First I want to thank those of you who offered advice and experience when dealing with treatment and medical opinions. I should have been a little more clear that we are fairly comfortable with how things have gone, and we definitely pose a lot of questions to the doctors. In fact, Virginia has sort of developed a reputation with the doctors, knowing that she asks important questions (especially during the days when I’ve been at my lowest and least able to keep on top of things). Some doctors even ask her whereabouts if they happen to be in the room and she’s away. So, it’s not without our wits and rights that we face decisions about my treatment.

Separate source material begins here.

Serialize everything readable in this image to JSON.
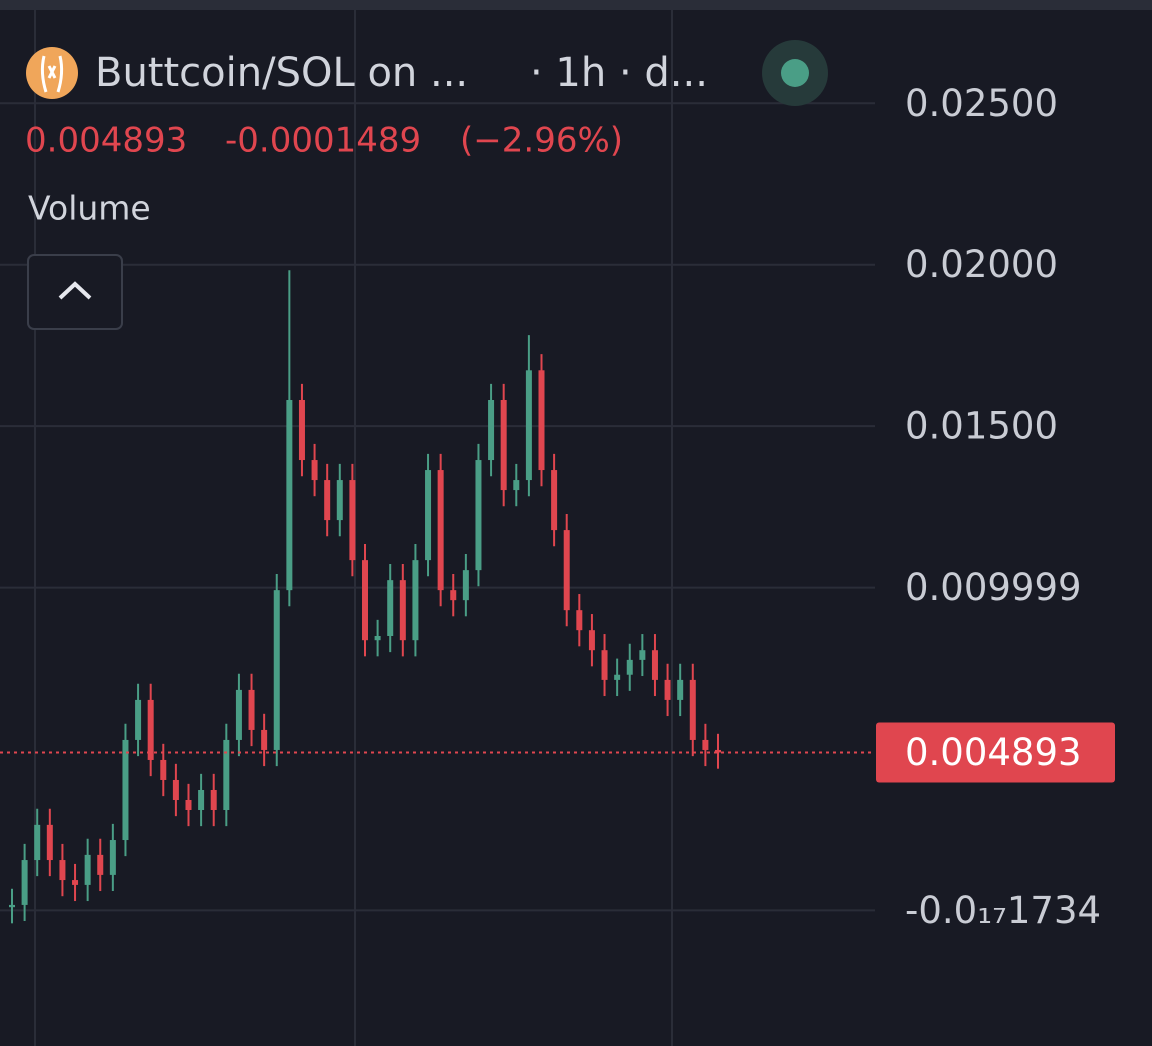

I am still in the hospital (this is night #10), but have improved quite steadily. On Friday I had a long discussion with the infectious disease doctor that resulted in him backing off of pulling the hickman. The decision to do that was based on my overall fever curve. I think it’s good that there isn’t just one person making decisions about my care. The hospitalist basically runs the show, but gets input from the oncologists (mainly), and if needed, the infectious disease doctors. Of course, this means having a pretty steady stream of visitors throughout the day, but that’s become so routine with me, that I hardly mind anymore. It’s still nice, though, once 5 p.m. rolls around I’ll have a relatively quiet evening without much interuption.

So, we are back to waiting for my white blood cell count to be high enough for me to fight infections on my own. I’ve started receiving a daily injection of GCS-F to help boost them, but so far they’re staying low. I went in on Sunday at 0.1 and, 10 days later, am at 0.4 (I should be at or around 1.5 or 2).

This means, of course, more waiting. But, we are quite used to that.